This has rarely felt as true as it did this past week in Sisimiut, Greenland.
We travelled between settlements with no roads or sewage systems, tasted dried seaweed and whale meat, spoke with the director of a shrimp factory — and then met a young entrepreneur growing vegetables in an old warehouse. A mix of past and future, side by side.
Greenland is a society in constant transition. Inuit traditions, Danish colonial legacy, and the lasting imprint of American presence all shape daily life. In Sisimiut, cruise ships are both opportunity and strain: thousands of visitors in a single day bring income but can empty the shops before the next supply boat arrives. Climate change softens winters and lengthens summers, but undermines hunting grounds and turns permafrost into mud.
I am here with partners from East Iceland, Bodø, Orkney and the Faroe Islands — together with local stakeholders — to understand how North Atlantic communities can strengthen their food system resilience in a time of geopolitical instability and rapid climate shifts.

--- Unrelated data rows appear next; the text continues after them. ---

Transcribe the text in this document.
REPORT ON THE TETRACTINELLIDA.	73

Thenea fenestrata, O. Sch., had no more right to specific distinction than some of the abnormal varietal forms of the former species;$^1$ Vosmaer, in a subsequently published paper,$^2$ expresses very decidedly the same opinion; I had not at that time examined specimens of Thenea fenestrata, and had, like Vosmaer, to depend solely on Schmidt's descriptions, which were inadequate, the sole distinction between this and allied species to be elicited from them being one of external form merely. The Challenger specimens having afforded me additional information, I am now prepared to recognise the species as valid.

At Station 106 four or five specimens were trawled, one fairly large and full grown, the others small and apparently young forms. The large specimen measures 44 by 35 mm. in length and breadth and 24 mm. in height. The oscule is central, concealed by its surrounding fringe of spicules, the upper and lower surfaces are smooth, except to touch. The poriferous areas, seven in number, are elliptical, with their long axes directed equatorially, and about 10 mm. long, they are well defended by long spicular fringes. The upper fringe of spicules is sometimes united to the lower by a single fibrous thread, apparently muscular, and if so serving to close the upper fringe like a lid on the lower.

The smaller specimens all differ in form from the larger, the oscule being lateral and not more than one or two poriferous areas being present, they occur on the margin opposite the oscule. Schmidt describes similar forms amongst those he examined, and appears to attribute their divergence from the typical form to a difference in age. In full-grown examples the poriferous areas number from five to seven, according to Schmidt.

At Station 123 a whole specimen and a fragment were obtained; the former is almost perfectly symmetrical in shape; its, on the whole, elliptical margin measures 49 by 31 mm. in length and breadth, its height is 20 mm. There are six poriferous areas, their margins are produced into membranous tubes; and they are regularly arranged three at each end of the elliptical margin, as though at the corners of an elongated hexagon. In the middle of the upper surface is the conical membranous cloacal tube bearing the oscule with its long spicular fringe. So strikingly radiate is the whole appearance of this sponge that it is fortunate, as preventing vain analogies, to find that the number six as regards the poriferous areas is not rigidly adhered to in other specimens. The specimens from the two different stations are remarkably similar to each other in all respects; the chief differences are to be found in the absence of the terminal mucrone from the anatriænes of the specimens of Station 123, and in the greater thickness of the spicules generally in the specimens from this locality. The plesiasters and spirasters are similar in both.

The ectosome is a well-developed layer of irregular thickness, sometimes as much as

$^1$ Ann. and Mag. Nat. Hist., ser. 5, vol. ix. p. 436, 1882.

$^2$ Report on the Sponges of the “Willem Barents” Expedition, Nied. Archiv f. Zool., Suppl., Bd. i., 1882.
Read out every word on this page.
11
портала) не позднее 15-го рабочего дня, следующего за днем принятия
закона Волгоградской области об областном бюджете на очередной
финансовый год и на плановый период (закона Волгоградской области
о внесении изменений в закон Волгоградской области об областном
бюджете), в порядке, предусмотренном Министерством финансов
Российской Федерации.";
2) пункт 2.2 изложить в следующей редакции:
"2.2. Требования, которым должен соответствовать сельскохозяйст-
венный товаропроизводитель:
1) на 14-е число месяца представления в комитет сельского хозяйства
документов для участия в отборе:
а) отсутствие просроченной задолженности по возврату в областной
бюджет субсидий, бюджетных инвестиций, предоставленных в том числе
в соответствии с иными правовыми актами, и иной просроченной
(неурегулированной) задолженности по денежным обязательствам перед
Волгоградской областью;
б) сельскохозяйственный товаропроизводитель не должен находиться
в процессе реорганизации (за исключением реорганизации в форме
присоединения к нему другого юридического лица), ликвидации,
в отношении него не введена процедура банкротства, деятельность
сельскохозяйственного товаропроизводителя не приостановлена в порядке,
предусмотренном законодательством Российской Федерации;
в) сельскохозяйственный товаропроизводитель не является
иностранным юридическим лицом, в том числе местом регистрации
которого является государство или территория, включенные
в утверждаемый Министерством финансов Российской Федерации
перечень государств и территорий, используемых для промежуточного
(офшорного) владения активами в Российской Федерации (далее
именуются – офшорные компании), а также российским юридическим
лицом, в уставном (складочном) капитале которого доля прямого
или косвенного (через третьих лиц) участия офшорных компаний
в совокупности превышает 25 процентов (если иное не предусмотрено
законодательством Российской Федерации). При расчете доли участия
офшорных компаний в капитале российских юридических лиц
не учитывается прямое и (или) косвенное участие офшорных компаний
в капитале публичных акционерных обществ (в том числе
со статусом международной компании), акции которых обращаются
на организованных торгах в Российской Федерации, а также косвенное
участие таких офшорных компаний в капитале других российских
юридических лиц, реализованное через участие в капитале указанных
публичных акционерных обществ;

Our project, funded by the Arctic Cooperation Programme of the Nordic Council of Ministers, highlights that resilience depends not just on supply chains, but on the enabling systems behind them: transport, energy, local production, and the capacity to maintain continuity, diverse supply paths, and acceptability of available foods. And across the North Atlantic, one insight keeps returning:
A strong mix of traditional knowledge, entrepreneurship and public investment is essential.
In Sisimiut, we saw exactly that mix in action. And it gives reason for optimism.